Mondialisation : les séismes sociaux vont continuer à se succéder

En France comme partout à travers le monde, émeutes, révoltes et soulèvements populaires se succèdent de plus en plus. Si les raisons sont variées, toutes les revendications sont fertilisées sur le terreau d’une planète mondialisée quasiment à bout de souffle.

Voilà maintenant 70 ans que le monde a pris la voie du libéralisme effréné en travaillant avec détermination et la certitude de sa cohérence et persuadé de la qualité de son idéologie. La bourgeoisie mercantile et la nouvelle "aristocratie" républicaine a gagné haut la main.

Les politiques libérales ont promulgué que l'appauvrissement généralisé des populations occidentales et la déstabilisation de zones entières de la planète étaient une nécessité pour que le progrès suive son expansion. Les guerres humanitaires perpétrées, sous couvert de défense des droits de l'homme, de réponse à la violence contre les femmes, de la lutte contre le racisme, ont atteint un niveau d’hypocrisie et de malveillance inadmissible. Le nombre de morts et de victimes déplacées ou errantes sur des routes sans issue est considérable. Au prétexte d’exporter la démocratie occidentale en tant que modèle universel, on envahie, on bombarde, on détruit, on tue.

Le mondialisme avec sa doctrine néolibéralisme, ajouté à l’européanisme effréné, nous a tout dit et montre chaque jour ses conséquences sociales désastreuses. Ceux qui ne veulent pas entendre et voir prétendent ne pas comprendre ce qu'il se passe.

Non seulement l’appauvrissement est généralisé et grandit chaque jour d’avantage, mais il produit son ravage à une vitesse exponentielle, plongeant dans le désarroi et la misère des couches les plus diverses de la population. Il est évident que le phénomène Gilets jaunes est une première et significative représentation du malaise populaire en France.
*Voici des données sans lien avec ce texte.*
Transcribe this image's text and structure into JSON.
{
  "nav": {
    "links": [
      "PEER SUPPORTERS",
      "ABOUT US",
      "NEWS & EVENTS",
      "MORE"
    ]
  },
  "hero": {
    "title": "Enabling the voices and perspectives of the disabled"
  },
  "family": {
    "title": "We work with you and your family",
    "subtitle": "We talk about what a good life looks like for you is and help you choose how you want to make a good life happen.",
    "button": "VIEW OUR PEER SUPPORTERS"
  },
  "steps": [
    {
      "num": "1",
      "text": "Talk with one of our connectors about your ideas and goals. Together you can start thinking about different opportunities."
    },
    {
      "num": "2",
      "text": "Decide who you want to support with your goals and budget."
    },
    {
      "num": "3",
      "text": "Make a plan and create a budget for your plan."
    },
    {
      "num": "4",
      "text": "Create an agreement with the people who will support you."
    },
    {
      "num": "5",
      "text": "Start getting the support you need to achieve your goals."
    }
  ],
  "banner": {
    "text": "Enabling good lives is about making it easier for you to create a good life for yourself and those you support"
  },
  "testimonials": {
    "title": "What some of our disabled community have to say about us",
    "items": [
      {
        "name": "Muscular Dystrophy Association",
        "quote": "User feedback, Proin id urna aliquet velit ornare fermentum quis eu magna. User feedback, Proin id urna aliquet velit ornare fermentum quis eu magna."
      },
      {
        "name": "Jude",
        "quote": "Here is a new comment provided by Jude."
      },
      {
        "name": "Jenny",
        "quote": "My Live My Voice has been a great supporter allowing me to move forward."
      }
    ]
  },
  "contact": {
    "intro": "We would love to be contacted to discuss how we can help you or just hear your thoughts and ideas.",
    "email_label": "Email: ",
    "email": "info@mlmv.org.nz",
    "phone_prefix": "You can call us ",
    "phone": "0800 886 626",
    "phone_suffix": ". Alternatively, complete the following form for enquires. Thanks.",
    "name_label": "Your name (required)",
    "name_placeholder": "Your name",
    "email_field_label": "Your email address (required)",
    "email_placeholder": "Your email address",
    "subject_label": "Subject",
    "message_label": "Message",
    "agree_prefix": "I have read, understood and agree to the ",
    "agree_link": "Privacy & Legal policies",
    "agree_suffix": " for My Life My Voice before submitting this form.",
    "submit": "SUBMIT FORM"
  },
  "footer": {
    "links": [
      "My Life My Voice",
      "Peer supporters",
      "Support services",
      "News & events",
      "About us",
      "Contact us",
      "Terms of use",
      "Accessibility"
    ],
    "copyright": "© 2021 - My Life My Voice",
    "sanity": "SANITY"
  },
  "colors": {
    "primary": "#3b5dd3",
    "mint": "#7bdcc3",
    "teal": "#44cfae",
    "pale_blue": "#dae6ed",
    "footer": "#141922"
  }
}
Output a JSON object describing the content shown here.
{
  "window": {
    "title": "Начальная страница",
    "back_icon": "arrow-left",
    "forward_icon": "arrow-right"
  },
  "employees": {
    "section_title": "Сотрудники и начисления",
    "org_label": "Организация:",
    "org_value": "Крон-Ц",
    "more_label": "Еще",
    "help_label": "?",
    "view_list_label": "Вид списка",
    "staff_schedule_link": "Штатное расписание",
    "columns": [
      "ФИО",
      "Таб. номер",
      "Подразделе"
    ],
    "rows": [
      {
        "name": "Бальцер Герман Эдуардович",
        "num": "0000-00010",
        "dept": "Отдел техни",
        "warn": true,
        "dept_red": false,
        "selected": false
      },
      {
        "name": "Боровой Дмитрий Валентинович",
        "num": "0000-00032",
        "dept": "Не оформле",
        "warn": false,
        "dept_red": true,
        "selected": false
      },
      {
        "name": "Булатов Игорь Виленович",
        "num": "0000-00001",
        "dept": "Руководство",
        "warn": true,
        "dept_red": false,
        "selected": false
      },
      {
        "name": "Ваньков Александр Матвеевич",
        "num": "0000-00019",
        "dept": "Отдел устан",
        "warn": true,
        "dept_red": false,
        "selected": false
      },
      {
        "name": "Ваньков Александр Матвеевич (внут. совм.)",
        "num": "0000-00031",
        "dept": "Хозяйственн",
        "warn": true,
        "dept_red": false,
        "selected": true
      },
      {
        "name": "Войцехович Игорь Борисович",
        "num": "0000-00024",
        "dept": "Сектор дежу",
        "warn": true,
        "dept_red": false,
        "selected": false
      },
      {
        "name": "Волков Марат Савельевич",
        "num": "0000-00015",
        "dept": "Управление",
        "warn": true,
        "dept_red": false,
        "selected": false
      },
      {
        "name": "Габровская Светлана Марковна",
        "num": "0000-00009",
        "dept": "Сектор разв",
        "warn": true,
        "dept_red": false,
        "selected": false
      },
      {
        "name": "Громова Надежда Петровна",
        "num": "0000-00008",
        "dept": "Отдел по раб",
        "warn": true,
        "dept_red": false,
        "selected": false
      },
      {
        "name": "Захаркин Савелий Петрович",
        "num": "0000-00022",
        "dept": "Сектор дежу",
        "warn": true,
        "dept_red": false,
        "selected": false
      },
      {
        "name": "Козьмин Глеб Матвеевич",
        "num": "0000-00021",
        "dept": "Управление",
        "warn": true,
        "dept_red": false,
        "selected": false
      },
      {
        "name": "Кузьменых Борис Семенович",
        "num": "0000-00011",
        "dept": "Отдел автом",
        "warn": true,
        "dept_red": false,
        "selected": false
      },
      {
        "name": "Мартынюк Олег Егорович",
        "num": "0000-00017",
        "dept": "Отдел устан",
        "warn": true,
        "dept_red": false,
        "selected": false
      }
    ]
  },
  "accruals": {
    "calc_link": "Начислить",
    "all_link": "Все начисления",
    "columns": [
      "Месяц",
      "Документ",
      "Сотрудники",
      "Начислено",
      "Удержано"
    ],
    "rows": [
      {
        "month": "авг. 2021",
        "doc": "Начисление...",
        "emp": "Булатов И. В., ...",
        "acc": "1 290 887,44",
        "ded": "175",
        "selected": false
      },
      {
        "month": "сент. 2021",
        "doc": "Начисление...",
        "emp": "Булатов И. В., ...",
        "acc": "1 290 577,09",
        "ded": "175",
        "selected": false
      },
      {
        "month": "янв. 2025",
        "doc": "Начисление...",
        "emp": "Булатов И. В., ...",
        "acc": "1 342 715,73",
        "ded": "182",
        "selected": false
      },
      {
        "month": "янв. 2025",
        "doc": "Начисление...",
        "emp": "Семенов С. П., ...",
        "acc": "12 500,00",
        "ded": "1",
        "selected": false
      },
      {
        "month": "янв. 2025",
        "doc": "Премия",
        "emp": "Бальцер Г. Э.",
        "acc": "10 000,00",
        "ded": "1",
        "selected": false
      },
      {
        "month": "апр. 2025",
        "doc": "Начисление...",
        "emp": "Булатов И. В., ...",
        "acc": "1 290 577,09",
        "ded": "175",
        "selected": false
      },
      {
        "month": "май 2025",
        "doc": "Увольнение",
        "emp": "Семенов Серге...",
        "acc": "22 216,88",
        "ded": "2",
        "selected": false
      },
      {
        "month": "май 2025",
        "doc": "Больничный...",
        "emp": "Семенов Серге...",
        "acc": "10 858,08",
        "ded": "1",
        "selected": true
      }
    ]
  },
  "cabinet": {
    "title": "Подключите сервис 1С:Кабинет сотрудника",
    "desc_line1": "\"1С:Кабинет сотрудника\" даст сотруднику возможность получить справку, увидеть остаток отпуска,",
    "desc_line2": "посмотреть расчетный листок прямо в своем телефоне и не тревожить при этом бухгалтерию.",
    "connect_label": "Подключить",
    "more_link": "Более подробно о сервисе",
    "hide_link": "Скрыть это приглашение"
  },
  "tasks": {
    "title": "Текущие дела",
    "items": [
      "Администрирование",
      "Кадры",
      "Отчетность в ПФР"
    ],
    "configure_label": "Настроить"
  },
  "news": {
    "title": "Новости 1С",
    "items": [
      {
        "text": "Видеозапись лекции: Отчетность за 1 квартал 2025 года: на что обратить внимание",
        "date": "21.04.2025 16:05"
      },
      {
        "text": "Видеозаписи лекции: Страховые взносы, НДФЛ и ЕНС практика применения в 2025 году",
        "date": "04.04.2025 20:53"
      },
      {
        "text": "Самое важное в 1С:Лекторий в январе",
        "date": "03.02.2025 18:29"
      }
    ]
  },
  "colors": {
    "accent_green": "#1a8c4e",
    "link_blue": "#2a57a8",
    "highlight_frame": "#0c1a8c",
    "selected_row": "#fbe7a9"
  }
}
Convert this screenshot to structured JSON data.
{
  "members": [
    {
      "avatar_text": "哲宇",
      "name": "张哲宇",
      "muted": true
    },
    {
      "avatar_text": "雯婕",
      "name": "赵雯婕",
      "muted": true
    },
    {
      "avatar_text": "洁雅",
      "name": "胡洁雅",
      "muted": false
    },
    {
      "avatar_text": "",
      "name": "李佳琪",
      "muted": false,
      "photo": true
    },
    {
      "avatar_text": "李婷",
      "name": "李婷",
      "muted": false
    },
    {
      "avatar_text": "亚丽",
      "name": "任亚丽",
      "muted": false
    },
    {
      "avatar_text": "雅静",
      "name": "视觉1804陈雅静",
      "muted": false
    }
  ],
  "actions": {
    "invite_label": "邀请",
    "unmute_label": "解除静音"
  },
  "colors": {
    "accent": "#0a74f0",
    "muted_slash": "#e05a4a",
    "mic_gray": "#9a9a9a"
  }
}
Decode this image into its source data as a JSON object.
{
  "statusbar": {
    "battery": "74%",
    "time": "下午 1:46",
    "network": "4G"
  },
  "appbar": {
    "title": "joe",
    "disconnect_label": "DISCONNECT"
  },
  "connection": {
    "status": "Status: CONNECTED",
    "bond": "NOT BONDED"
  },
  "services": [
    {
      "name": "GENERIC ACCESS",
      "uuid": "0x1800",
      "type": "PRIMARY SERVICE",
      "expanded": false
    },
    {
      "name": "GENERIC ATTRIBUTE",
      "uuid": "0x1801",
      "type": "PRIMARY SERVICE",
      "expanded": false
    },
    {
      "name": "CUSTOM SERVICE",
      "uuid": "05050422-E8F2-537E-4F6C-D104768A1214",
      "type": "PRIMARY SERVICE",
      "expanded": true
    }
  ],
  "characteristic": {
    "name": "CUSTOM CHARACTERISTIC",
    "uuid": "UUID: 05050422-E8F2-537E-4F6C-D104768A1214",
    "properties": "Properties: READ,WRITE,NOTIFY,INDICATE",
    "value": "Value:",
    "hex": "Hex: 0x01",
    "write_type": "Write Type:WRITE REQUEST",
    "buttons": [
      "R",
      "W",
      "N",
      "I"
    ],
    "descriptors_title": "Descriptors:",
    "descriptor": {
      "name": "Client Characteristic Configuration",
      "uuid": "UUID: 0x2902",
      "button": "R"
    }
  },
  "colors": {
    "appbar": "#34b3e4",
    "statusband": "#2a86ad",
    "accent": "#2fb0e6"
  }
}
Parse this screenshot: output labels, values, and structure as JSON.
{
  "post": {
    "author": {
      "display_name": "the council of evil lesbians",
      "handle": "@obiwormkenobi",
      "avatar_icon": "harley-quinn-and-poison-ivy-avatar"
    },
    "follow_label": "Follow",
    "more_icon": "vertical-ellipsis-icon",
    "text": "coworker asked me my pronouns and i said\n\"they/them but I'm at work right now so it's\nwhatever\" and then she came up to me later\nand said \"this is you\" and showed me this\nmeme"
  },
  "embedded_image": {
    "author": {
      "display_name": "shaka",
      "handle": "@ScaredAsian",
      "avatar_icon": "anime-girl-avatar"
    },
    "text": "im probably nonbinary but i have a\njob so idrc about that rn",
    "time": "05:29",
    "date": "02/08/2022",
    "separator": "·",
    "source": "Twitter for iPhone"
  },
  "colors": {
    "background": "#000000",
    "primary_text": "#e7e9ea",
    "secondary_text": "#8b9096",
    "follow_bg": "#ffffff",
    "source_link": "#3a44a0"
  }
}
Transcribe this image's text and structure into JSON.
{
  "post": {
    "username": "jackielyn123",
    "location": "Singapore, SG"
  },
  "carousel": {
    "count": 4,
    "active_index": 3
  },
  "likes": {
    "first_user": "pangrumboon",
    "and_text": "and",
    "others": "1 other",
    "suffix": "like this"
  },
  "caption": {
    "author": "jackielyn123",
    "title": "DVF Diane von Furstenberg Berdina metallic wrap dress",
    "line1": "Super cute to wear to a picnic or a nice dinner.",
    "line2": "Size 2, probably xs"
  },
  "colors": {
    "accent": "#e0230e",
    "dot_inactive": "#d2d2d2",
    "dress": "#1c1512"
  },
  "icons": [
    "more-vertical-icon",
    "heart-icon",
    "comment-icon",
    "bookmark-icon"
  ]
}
Des conditions de vie inacceptables

A l’image de l’emblématique Goldman Sachs Group (société de banque d'investissement mondiale), le capital, qui dépasse les frontières et s’étend sur l’ensemble de la planète, ne se préoccupe pas des conséquences sociales lorsqu'il recherche un profit maximum. Il contribue à éliminer la grande majorité du travail salarié de la scène occidental et à utiliser les travailleurs du tiers monde jusqu'aux limites de l'esclavage. Les pauvres, les exclus, les marginaux et les "rebus" du monde du travail deviennent alors un handicap, du déchet humain, un nuisance dangereuse et coûteuse en raison de son existence même et de sa survie.

Un des moyens utilisés par les tenants de la mondialisation consiste à promouvoir des stratégies économiques et politiques qui favorisent fortement une migration incontrôlée de populations en provenance de pays, pauvres ou en guerre, vers les grandes agglomérations de pays développés, en particulier européens. Les grandes villes occidentales sont contraintes de permettre l’émergence de banlieues informes, de taudis, de bidonvilles, d’habitations précaires, d’abris d’urgence, souvent dans des bâtiments abandonnés, insalubres ou désaffectés. Les images sont celles de villes du tiers-monde autour de villes occidentales qui subissent une dégradation inimaginable et montrent des conditions de vie impensables et inacceptables il y a quelques années encore et qui avaient disparu depuis plus de 70 ans.

Le système mondialiste et libéral est très explicite, il dit tout et ne se couvre pas le visage. Il est représenté, en Occident, par quasiment tous les élites au pouvoir grâce aux votes des peuples dévalorisés. Prendre des lucioles pour les lanternes, cela peut arriver, nous pouvons tous faire des erreurs, mais l'autocritique doit être faite en revisitant tout ce qui s'est passé depuis 30 ans. A l'inverse, si ceux qui gouvernent persévérent dans l’erreur, cela n'est plus une erreur mais une faute impardonnable qui provoquera encore de nombreuses révoltes.